Now, we come to the part of my autobiography where disruption occurs: my house raided at gunpoint in 2010. My husband racially targeted by his former employer in Georgia – and our entire family suffering for years (see joylaskarstory.com for more information). Before the raid, I’d been reading Mrs. Dalloway and The Hours as I worked to finish my ethnic, satirical retelling. After my laptop was confiscated I tried to restart the book, I tried to re-read Woolf and Cunningham but couldn’t finish a sentence. Instead, I sought solace in poetry: Terrance Hayes, Campbell McGrath, Nikki Finney, Natasha Trethewey, Mary Oliver, Adrienne Rich. Lucille had died a few months before the raid, so I only had her written words to console me.

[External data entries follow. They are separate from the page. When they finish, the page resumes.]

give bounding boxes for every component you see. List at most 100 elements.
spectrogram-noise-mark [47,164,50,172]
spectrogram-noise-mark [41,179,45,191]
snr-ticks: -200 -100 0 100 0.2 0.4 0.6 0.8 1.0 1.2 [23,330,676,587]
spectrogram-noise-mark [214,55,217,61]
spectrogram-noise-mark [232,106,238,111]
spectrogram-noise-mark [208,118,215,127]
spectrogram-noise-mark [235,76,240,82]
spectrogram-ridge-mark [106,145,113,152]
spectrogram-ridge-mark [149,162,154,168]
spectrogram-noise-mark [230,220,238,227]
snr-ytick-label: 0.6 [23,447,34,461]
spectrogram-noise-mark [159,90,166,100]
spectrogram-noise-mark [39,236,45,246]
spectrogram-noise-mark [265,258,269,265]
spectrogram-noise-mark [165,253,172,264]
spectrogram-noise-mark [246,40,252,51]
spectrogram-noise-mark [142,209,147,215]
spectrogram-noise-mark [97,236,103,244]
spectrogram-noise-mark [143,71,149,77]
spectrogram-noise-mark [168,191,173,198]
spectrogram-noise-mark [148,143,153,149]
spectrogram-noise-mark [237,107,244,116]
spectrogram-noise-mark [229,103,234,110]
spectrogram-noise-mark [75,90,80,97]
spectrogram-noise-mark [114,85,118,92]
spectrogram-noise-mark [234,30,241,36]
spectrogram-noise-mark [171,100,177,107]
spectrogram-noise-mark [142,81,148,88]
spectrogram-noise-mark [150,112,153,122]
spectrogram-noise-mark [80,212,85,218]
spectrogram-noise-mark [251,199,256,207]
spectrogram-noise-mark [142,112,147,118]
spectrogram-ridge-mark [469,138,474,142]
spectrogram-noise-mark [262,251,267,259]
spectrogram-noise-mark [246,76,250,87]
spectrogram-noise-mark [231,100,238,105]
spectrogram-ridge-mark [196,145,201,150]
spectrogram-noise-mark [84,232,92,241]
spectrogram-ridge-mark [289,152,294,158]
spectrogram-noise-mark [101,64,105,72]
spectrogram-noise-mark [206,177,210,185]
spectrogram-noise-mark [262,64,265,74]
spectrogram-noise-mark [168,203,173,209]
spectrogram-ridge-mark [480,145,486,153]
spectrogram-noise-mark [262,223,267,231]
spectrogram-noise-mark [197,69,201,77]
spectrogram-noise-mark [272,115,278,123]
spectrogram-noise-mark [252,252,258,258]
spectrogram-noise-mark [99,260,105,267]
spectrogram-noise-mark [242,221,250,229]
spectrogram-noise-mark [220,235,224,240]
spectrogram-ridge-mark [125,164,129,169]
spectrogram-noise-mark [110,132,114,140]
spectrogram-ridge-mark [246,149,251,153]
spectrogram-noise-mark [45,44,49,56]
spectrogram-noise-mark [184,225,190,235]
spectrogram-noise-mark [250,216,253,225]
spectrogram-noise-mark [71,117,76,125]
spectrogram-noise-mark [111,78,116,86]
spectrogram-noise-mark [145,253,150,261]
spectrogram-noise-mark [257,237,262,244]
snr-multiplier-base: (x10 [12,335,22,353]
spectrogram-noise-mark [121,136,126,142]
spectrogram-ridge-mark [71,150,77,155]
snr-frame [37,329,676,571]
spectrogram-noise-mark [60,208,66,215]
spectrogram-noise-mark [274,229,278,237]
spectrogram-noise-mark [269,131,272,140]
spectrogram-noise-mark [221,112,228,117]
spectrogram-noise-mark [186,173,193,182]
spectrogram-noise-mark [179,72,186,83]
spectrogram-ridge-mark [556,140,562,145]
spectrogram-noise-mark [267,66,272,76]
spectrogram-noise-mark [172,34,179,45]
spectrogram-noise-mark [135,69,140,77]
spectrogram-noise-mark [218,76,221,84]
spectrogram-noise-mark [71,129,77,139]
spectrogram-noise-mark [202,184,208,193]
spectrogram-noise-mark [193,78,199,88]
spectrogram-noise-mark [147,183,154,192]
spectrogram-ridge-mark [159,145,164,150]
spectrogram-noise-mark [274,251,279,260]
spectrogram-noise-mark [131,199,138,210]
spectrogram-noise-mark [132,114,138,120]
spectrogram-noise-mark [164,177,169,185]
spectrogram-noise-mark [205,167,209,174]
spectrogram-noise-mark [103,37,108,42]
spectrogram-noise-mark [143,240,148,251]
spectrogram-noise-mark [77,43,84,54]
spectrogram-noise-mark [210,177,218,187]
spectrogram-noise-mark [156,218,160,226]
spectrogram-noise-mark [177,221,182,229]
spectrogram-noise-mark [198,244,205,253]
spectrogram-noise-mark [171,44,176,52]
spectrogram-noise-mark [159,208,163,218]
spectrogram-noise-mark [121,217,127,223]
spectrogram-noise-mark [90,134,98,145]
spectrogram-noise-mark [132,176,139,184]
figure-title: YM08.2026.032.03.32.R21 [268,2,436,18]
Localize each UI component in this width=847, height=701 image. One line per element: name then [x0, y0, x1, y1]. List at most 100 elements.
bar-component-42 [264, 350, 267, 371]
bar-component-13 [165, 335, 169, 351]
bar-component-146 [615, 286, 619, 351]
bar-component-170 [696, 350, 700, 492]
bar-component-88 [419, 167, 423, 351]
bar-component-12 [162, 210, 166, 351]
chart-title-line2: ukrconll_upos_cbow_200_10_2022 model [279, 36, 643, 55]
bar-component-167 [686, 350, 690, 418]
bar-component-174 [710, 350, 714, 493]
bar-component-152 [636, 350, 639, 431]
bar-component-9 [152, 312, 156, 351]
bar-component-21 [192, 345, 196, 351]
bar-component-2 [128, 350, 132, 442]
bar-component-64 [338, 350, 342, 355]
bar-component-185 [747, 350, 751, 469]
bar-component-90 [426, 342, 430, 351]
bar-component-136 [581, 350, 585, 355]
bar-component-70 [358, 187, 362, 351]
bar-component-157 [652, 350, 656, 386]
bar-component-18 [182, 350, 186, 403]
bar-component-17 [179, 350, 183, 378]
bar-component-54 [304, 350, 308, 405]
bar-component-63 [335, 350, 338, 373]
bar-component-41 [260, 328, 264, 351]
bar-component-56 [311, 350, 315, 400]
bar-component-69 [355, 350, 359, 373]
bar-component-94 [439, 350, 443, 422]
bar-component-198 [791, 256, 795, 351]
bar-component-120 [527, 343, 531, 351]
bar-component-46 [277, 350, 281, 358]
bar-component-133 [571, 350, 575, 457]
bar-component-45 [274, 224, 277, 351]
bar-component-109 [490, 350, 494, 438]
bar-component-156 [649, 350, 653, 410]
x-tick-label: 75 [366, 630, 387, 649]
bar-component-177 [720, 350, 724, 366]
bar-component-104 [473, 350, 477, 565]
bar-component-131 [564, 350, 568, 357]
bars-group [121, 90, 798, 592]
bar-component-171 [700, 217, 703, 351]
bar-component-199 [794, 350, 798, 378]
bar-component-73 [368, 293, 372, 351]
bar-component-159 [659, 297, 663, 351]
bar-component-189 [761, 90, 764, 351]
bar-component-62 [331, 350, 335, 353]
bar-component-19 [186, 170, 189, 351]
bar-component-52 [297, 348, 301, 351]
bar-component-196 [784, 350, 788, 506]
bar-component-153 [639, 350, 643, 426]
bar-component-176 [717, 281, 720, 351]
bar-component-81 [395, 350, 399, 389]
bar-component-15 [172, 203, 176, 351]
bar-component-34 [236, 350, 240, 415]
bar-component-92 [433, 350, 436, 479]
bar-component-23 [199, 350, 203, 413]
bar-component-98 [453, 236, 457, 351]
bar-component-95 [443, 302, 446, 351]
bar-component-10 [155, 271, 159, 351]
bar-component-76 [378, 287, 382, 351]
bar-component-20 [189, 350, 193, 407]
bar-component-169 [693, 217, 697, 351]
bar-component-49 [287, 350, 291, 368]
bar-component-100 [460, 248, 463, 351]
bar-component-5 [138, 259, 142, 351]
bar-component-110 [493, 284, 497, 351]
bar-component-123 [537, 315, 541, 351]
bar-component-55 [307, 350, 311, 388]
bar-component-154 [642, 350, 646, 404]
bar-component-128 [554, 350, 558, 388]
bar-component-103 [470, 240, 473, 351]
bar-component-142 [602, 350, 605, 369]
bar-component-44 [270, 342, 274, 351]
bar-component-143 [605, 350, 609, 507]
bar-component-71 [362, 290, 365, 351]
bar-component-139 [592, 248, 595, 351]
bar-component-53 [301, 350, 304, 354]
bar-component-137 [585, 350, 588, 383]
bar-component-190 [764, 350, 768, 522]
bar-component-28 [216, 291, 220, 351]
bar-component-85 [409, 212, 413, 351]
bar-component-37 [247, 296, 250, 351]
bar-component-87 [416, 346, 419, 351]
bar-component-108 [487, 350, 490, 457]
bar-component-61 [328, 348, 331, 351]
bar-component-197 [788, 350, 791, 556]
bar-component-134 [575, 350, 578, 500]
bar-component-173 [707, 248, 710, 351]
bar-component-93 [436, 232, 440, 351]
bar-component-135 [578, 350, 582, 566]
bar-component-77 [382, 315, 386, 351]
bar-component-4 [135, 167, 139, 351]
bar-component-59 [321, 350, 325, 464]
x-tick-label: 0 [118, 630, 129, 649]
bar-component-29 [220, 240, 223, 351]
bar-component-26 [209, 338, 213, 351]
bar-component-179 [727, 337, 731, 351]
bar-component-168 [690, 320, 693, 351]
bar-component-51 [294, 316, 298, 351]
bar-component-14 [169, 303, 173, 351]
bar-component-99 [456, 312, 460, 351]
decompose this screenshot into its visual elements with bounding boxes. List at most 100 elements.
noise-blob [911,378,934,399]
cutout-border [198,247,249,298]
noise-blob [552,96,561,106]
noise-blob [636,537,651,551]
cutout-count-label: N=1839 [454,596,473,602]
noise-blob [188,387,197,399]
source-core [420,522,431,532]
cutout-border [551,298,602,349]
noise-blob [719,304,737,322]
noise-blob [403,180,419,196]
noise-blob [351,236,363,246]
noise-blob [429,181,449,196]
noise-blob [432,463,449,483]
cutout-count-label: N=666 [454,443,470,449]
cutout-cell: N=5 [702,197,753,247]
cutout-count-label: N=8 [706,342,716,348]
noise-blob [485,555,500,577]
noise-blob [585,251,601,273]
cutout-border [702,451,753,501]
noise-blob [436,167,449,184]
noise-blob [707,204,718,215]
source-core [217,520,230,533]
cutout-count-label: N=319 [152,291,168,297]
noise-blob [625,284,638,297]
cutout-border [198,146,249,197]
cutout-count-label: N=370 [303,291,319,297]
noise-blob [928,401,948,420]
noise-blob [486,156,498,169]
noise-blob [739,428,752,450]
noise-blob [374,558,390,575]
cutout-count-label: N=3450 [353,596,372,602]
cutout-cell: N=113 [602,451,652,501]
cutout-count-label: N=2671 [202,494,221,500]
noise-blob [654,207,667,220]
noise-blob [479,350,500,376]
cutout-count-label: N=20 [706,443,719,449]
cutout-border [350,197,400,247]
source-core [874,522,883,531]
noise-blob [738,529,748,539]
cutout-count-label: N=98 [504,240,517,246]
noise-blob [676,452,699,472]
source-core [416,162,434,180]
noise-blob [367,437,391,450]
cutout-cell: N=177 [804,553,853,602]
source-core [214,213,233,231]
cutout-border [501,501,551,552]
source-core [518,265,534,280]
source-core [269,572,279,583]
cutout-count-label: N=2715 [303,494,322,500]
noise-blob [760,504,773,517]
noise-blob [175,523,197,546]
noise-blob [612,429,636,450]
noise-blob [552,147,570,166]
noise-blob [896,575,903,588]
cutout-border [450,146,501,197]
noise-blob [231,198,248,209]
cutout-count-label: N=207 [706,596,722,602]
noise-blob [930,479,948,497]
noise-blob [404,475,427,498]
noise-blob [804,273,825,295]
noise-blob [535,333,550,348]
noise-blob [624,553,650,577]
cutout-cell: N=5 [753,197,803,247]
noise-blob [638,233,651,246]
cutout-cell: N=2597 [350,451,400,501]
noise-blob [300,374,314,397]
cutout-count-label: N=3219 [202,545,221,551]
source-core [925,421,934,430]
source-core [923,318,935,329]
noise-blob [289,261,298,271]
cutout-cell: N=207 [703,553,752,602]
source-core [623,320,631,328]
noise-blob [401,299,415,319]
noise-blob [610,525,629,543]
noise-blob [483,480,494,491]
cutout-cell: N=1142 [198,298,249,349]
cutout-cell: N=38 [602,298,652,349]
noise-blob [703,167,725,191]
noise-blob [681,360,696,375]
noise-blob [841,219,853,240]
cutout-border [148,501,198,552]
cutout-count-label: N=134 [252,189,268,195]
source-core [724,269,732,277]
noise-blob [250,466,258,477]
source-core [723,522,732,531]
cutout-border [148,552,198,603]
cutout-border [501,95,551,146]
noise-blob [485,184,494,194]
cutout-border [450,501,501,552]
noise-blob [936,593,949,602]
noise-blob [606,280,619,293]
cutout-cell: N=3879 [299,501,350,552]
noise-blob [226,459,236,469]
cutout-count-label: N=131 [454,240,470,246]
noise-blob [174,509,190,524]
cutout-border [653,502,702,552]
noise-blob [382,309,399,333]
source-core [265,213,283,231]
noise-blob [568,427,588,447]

In 2015, my husband was newly indicted for crimes he didn’t commit and it would be another sixteen months before a state judge would dismiss all the charges against him, and our family would be free. By this time I was four years into my #artaday project and I was seeking solace by making art. And reading everything I could.
And writing. Every day.
And turning in to a workshop junkie. I had to start over: although all the charges against my husband were dropped, no one has apologized or returned most of our belongings. This includes my laptop.
I read: Cheryl Strayed, Lidia Yuknavitch, Louise Gluck, Jorie Graham, Patricia Smith, Juan Felipe Herrera, Elizabeth Rosner, Craig Santos Perez, Maggie Nelson, Jeanette Winterson, Jesmyn Ward, Claudia Rankine, among so many.
In 2017, Finishing Line Press published two poetry chapbooks. Of mine. Gas & Food, No Lodging in March, and Anastasia Maps in December.
This year, 2018, Counterpoint Press offered to publish a novel I finished in late 2016. It is titled The Atlas of Reds and Blues, and it will be released in February 2019. It emerged from the story I started in 2004, but remade and re-imagined.
There is no balance of writing and living and working.
It’s all life.
It’s all work.
It all goes in to the writing. Think of your life as an Escher drawing: the staircases go everywhere, the birds turn into fish, the hands draw themselves.
Every experience shapes and changes you. Atlas is not the book I thought I’d write, it’s not the book I thought would be my debut novel. Still, I’m so grateful. There is no balance: every time you get an idea or a phrase, take those 15 seconds and write it down or record it somehow. Take those moments of time and make art. Every day, until your notebooks and journals are full. Then sort through your ocean of words and fashion a boat. Set sail.
Don’t wait for an invitation that will never arrive. If you need permission, then you have mine.